3. Coal-fired ovens While not every pizza joint in New Haven is coal-fired (the EPA would be all up in their grills ovens), a couple establishments, such as Pepe’s and Sally’s, got grandfathered in. Their ovens are huge, coal-powered powerhouses that give the crusts of their pizzas a distinctive blackened char that inevitably ends up all over your face and hands. An ideal New Haven pizza requires a lot of napkins.
There are a few things you’ve gotta know before going out to try some New Haven pizza, and they’ll make your experience that much easier when you finally decide to open your eyes to what pizza should be.
First, if you order a “plain pie” at Pepe’s or Sally’s, you will inevitably be greeted by a cheeseless pizza. That’s because, owing to the long-standing tradition of making tomato pies started by Frank himself back in the 1920s, the “plain” signifies a pie without mozzarella.
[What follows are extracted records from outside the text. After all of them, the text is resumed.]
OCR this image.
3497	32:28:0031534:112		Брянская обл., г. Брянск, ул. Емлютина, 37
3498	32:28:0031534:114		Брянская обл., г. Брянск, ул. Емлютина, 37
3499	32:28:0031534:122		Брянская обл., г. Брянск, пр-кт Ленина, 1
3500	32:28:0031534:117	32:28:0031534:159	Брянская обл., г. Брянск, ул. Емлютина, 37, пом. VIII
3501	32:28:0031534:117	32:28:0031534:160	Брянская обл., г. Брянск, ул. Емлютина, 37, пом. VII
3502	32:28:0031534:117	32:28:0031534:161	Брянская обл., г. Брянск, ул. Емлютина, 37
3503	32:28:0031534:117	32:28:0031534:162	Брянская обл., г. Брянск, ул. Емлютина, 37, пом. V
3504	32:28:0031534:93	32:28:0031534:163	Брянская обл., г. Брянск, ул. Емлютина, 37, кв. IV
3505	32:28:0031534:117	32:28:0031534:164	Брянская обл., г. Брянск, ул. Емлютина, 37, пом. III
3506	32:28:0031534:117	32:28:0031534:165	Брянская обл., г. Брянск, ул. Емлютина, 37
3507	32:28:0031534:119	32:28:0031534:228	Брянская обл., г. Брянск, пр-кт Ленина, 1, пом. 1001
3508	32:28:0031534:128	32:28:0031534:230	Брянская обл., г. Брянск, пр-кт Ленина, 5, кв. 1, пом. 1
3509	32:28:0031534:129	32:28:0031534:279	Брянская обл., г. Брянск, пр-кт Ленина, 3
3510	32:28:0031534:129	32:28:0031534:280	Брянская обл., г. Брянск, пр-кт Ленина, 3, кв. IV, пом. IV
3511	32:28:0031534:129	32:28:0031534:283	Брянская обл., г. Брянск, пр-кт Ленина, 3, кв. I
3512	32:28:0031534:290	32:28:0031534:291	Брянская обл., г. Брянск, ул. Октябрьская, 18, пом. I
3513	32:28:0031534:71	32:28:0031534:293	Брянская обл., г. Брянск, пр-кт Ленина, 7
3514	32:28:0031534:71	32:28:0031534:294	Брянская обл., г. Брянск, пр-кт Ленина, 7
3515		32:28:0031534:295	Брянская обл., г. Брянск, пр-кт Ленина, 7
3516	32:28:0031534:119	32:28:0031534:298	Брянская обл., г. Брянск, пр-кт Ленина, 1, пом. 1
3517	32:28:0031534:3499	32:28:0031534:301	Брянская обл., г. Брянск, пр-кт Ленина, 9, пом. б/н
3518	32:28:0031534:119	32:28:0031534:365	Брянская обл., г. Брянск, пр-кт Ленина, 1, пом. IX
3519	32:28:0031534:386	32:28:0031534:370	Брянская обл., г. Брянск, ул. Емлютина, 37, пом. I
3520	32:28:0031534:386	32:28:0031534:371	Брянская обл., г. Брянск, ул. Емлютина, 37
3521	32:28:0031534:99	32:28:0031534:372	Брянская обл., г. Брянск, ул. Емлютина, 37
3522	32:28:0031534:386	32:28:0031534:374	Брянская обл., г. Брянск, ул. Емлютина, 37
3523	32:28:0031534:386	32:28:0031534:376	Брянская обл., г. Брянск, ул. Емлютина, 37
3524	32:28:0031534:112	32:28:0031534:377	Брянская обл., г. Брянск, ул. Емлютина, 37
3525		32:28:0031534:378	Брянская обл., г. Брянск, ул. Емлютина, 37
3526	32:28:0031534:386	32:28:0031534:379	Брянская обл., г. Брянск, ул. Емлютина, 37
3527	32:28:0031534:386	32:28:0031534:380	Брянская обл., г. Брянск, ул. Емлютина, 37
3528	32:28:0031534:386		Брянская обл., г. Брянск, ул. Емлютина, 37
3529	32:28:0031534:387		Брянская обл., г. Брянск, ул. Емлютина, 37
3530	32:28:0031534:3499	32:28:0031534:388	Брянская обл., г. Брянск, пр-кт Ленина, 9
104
It’s still delicious, mind you, but probably not what you’re used to.
Second, cheese is referred to in-house as “mootz” or “sca-mootz”. The origin of “mootz” should be obvious if you’ve ever watched a film by Martin Scorsese -- it’s an Italian pronunciation of “mozzarella”. As for “sca-mootz”, that’s derived from “scamorza”, a type of smoked mozzarella cheese that was originally used on the pies before its paler cousin took center stage.
Third, the slices are going to be irregularly shaped, so it’s going to be a lot more difficult to keep track of who in your party has had the most pizza. Be wary of John. Also, you can’t order by the slice, so come hungry. Shouldn’t be a problem for John.
Finally, lines are most likely going to be long. They say “hunger is the best spice” -- not that these pies need any help being the most delicious things you’ve eaten in a long time. Get a bottle of Foxon Park Birch Beer and wait it out.
The competition between Sally’s and Pepe’s is so fierce that it’s infiltrated the highest levels of the American government. Legend has it that Ronald Reagan was a Pepe’s man, while Bill Clinton prefers Sally’s. Families live and die by their pizza allegiances. For reference, see this conversation between a Pepe’s acolyte and her mother: Pepe’s acolyte: Have we ever gone to Sally's for pizza? Mother: Never. Pepe’s all the way. But don't let that die-hard attitude sway you -- the competition is friendly and, for an outsider (read: pizza pilgrim), completely guilt-free.
So where will you stand on this great debate? Pepe’s? Sally’s? Modern? Bar? Or maybe any of the slew of other upstarts looking to get in on the apizza action (Est Est Est, Brick Oven, Wall Street Pizza, A-1)?
You should probably go to New Haven to find out.